Sidebar: Tax disclosures 2.0
In November 2018, nearly a year after the TCJA was passed, the Financial Accounting Standards Board (FASB) reviewed with fresh eyes Proposed Accounting Standards Update (ASU) No. 2016-270, Income Taxes (Topic 740): Disclosure Framework — Changes to the Disclosure Requirements for Income Taxes.
Released in July 2016, ASU No. 2016-270 was intended to address investor and analyst complaints that the disclosures in Accounting Standards Codification (ASC) Topic 740, Income Taxes, leave investors with scant information about what could be significant liabilities.
The proposal also attempted to add new disclosures about tax obligations for money made overseas. Under the proposal, businesses would have been required to:
- Separate foreign and domestic taxes,
- Describe enacted changes in tax law,
- Explain circumstances that cause a change in the assertion about the indefinite reinvestment of undistributed foreign earnings, and
- Disclose the aggregate of cash, cash equivalents and marketable securities held by foreign subsidiaries.
Publicly traded businesses would have had to provide extra information, including the total amount of unrecognized tax benefits that offset the deferred tax assets for carryforwards. They also would have had to disclose the line items in the financial statement in which the unrecognized tax benefits are presented and the related amounts of these benefits.
The project was put on hold as Congress deliberated on major changes to the tax code. Now the FASB has found that some points in the proposal are no longer relevant. So, the FASB has agreed to draw up and issue a new proposal in the coming months.

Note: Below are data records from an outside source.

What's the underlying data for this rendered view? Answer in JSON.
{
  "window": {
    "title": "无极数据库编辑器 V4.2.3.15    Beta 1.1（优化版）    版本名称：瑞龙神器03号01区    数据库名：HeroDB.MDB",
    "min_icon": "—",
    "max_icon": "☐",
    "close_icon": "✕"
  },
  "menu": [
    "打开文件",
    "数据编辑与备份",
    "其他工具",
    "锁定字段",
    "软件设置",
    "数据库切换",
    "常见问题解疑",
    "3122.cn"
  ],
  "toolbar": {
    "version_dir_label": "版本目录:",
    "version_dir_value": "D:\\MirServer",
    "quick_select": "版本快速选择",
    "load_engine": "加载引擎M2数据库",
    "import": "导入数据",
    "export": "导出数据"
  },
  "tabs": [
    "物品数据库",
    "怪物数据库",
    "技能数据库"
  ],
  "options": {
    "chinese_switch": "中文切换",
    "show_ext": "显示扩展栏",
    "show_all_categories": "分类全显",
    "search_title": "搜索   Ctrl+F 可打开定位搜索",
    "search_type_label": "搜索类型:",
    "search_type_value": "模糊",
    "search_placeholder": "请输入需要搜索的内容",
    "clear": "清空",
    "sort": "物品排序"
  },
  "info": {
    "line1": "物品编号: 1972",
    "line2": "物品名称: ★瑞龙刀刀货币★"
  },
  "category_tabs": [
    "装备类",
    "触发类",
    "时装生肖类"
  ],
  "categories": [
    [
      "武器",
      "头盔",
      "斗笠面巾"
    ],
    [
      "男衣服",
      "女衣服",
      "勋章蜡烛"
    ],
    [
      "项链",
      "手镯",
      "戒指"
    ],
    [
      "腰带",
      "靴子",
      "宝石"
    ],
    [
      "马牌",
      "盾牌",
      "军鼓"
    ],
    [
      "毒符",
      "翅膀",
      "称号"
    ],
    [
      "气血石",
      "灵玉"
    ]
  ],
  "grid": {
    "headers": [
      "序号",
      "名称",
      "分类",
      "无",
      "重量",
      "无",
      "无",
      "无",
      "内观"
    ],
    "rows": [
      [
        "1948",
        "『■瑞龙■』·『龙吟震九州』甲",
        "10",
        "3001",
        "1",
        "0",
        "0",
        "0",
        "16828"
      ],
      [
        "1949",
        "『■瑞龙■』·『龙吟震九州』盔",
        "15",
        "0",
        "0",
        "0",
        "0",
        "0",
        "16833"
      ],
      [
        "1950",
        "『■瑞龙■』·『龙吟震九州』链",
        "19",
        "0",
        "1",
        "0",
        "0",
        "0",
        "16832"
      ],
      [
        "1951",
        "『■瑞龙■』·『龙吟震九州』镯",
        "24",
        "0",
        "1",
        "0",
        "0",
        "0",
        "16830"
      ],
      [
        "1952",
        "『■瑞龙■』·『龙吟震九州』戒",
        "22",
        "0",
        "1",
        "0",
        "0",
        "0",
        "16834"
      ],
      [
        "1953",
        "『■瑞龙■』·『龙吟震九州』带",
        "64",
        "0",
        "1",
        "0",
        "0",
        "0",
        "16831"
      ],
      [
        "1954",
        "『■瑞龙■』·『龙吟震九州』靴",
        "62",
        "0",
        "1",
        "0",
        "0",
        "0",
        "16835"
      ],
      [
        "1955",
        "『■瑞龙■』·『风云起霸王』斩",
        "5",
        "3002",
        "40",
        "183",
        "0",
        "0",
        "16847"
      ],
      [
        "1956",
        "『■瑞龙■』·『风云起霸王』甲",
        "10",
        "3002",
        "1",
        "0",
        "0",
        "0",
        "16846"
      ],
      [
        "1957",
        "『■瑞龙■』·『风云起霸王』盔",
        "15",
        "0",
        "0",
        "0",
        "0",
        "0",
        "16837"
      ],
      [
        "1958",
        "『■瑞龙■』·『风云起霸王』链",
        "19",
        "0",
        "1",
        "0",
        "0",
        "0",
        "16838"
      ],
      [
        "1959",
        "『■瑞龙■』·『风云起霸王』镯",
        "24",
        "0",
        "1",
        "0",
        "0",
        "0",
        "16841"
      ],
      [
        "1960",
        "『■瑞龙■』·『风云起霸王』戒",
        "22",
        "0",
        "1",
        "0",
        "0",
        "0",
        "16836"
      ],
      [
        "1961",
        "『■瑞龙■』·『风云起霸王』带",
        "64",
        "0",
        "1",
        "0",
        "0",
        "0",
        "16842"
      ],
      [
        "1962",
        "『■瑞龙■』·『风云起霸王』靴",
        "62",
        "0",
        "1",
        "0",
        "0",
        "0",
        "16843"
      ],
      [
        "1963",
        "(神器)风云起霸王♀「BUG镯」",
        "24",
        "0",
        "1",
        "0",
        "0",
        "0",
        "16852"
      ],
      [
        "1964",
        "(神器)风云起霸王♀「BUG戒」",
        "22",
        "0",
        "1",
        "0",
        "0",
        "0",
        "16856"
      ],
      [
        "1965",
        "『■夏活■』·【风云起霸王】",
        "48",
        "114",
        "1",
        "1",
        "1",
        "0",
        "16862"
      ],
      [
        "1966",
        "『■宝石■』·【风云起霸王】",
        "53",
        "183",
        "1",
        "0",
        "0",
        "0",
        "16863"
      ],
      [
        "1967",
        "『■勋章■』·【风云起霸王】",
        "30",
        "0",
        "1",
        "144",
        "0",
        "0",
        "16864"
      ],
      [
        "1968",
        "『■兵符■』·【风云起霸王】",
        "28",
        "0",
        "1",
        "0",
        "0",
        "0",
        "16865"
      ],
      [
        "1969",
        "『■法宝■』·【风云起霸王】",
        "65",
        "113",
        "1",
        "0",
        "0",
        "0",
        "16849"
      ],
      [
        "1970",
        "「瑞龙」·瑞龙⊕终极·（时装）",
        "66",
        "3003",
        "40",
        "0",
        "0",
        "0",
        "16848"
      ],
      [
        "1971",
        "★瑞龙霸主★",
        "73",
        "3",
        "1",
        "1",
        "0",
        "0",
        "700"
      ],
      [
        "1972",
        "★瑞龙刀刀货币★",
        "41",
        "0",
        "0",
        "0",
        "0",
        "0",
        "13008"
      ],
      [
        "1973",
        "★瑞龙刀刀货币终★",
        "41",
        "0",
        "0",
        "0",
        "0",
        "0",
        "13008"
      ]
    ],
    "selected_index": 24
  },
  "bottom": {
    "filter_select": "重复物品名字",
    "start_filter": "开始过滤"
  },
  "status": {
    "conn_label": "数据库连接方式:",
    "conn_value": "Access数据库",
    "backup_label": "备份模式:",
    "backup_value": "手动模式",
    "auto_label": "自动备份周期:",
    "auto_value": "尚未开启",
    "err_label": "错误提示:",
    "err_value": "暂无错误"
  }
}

Meanwhile, members of the Investor Advisory Committee (IAC) recently told the FASB that detailed tax information was critical for their analyses of companies’ financial health. They especially want to know more about what companies pay to domestic vs. foreign tax authorities — not just what their effective tax rates are.
“From the preparer side, the actual cost to provide this additional information is not necessarily material, but the value that it provides to investors when reviewing financials can be hugely material,” IAC member Matt Schecter said. “This data can help to determine, effectively, the cash taxes and effective tax cash rate that we can use to model cash flows going forward.”